Days #244 & #245: Gulp (for freedom) :)
rafting rahong pangalengan

Days #244 & #245: Gulp (for freedom) :)

I think I've changed.

When I first started out on this journey my focus was all about:
- Understanding what got me to the point I was at (weighing 352lbs)
- Learning how to eat in a healthy way.
- Changing my mindset about food.
- Proving to myself that I could do things I never thought possible- specifically in regards to exercise.

After losing 50lbs, entering a 3 month unplanned maintenance break, and now seeing that I only have 4 months to make my goal of losing 100lbs this year...

I now find myself constantly having my focus being:
- I've got to lose this weight so that I can make my goal.
- This isn't about anything lifelong- it's about now and December 31st.
- I really want this to just hurry up and be over so that I can live the life I want to (not meaning eat what I want to but be able to do the things that I can't do now (ex:wear dresses) that I want to do).
- Seeing the #'s go down on the scale every week.

And honestly, I find myself stressed out, worried, striving, and feeling like a failure almost every single day.

Where did this come from? This journey was never about being perfect or feeling WORSE about myself- shoot, especially after losing 50lbs!

I think it's time that I face a reality that I NEVER wanted to face and literally everything in me wants to rebel against this thought but unless I accept it I don't know if I'll ever really see the true meaning of success come to pass for me...
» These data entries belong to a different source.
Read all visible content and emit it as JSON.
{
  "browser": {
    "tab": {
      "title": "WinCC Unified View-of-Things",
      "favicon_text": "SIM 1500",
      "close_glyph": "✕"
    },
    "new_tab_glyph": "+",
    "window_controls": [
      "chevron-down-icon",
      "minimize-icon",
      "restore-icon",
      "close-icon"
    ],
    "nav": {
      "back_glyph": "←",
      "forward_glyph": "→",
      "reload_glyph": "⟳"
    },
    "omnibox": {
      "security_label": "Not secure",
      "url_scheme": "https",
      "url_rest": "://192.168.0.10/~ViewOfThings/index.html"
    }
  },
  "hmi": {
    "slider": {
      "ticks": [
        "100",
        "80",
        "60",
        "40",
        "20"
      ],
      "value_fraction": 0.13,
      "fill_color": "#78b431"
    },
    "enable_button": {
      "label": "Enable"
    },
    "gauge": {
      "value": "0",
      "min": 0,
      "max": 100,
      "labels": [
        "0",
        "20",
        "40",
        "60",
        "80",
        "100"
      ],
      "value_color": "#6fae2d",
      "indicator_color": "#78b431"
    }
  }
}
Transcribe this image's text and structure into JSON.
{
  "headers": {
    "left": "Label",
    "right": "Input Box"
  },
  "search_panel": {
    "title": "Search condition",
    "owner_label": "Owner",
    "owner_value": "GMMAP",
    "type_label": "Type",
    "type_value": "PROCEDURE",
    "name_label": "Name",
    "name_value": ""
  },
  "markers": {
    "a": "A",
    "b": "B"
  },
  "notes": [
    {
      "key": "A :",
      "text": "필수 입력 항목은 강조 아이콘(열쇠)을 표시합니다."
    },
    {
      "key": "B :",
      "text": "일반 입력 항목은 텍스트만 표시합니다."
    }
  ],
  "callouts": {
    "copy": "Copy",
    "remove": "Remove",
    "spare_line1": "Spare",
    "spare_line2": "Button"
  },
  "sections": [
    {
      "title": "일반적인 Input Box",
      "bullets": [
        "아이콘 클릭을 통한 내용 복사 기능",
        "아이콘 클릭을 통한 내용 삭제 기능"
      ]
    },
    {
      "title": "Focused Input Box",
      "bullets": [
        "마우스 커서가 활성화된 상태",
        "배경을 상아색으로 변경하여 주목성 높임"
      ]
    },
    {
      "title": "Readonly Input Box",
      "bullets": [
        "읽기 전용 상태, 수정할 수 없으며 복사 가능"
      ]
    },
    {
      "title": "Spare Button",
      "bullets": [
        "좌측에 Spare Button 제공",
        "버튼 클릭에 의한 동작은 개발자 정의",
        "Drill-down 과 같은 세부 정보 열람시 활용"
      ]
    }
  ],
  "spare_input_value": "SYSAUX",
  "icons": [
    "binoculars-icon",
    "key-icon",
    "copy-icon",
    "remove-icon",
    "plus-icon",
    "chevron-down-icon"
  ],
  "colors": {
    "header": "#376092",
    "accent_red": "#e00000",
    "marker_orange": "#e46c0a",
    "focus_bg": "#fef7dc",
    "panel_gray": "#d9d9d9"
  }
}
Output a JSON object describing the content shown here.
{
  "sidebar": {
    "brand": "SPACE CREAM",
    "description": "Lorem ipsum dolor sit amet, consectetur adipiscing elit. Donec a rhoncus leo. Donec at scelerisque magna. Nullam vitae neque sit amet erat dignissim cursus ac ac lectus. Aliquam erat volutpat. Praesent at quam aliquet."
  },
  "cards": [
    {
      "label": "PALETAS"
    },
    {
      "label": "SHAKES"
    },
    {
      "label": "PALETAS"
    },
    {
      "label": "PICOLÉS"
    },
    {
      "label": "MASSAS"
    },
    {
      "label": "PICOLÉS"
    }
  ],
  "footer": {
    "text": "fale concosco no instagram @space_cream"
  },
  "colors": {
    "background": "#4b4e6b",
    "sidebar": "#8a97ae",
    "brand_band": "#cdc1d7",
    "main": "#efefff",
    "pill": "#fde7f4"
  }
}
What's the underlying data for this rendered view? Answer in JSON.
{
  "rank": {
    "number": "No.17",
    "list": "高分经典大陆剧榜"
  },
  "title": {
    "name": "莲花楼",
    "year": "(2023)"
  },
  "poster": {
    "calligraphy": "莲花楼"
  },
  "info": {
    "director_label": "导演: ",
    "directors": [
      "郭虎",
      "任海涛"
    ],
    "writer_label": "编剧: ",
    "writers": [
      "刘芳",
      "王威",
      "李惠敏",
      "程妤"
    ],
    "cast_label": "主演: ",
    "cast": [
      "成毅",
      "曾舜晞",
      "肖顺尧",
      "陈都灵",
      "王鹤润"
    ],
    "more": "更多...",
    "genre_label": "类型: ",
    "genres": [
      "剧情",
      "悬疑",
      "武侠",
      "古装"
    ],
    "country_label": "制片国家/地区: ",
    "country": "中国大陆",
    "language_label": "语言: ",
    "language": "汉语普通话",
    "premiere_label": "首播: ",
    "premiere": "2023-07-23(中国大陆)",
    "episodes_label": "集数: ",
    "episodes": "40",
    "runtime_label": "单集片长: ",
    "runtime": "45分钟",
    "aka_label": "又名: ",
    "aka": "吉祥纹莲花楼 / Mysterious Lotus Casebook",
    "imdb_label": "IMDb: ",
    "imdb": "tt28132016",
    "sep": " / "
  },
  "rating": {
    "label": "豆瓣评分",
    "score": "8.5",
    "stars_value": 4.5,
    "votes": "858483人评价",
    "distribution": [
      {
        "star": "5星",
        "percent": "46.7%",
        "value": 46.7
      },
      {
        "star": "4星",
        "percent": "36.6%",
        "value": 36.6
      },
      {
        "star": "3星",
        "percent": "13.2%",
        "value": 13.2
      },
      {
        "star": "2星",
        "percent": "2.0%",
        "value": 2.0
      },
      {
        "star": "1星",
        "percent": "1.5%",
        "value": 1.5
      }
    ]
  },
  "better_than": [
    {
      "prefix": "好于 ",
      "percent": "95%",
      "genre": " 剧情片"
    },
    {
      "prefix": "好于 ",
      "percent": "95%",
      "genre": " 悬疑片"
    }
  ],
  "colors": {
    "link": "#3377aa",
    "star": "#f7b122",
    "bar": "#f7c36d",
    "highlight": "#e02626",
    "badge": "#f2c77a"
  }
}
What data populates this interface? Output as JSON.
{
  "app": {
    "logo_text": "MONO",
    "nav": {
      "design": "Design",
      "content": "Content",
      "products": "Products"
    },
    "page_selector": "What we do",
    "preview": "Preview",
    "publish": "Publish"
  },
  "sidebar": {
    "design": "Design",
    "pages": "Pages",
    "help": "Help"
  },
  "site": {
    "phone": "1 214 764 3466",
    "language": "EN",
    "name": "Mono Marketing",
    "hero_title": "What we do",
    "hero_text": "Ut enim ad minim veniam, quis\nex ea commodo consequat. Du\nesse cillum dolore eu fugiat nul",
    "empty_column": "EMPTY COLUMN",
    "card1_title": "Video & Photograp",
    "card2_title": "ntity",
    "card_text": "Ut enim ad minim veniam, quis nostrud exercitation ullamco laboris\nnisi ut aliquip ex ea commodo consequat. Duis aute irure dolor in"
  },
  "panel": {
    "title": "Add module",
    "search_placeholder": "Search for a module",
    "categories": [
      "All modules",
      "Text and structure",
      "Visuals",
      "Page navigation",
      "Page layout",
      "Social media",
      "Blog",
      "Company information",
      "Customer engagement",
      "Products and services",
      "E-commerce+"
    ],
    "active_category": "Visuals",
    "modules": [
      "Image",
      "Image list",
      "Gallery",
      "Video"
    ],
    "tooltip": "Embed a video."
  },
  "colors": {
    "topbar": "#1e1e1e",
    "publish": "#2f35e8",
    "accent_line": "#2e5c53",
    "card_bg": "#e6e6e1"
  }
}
This whole thing really isn't about losing 100lbs in a year. Sure, that would be a really cool "fruit" of my hardwork and is A goal, but THE goal is to NOT BE OBESE anymore and honestly if it takes me 14, 16, 18 months to get there then so be it.

I am embracing where I'm at in this journey and am going to take the steps I need to in order to get where I want to go. Fear of not succeeding is no longer going to hold me back or stress me out because that is NOT what this is all about- it's about becoming the person that God created me to be and not settling for anything less.

Goals are good- they help keep me focused, on track, and always striving to better myself- but that's really all they are: aids in getting to the actual goal- don't let them become stumbling blocks on your journey.

Here's what I've got planned for September:
* Write down all food intake in my food journal.
* Don't go over my 1700 calorie limit.
* Workout 3x's per week.
* I'd like to see myself at 287lbs by the end of the month but if it doesn't happen- it's OKAY- as long as I know I'm giving my all, I can't expect anything more.

Treat yourself with love today :)

That's it- I'm keeping it simple for this month- just working on the basics.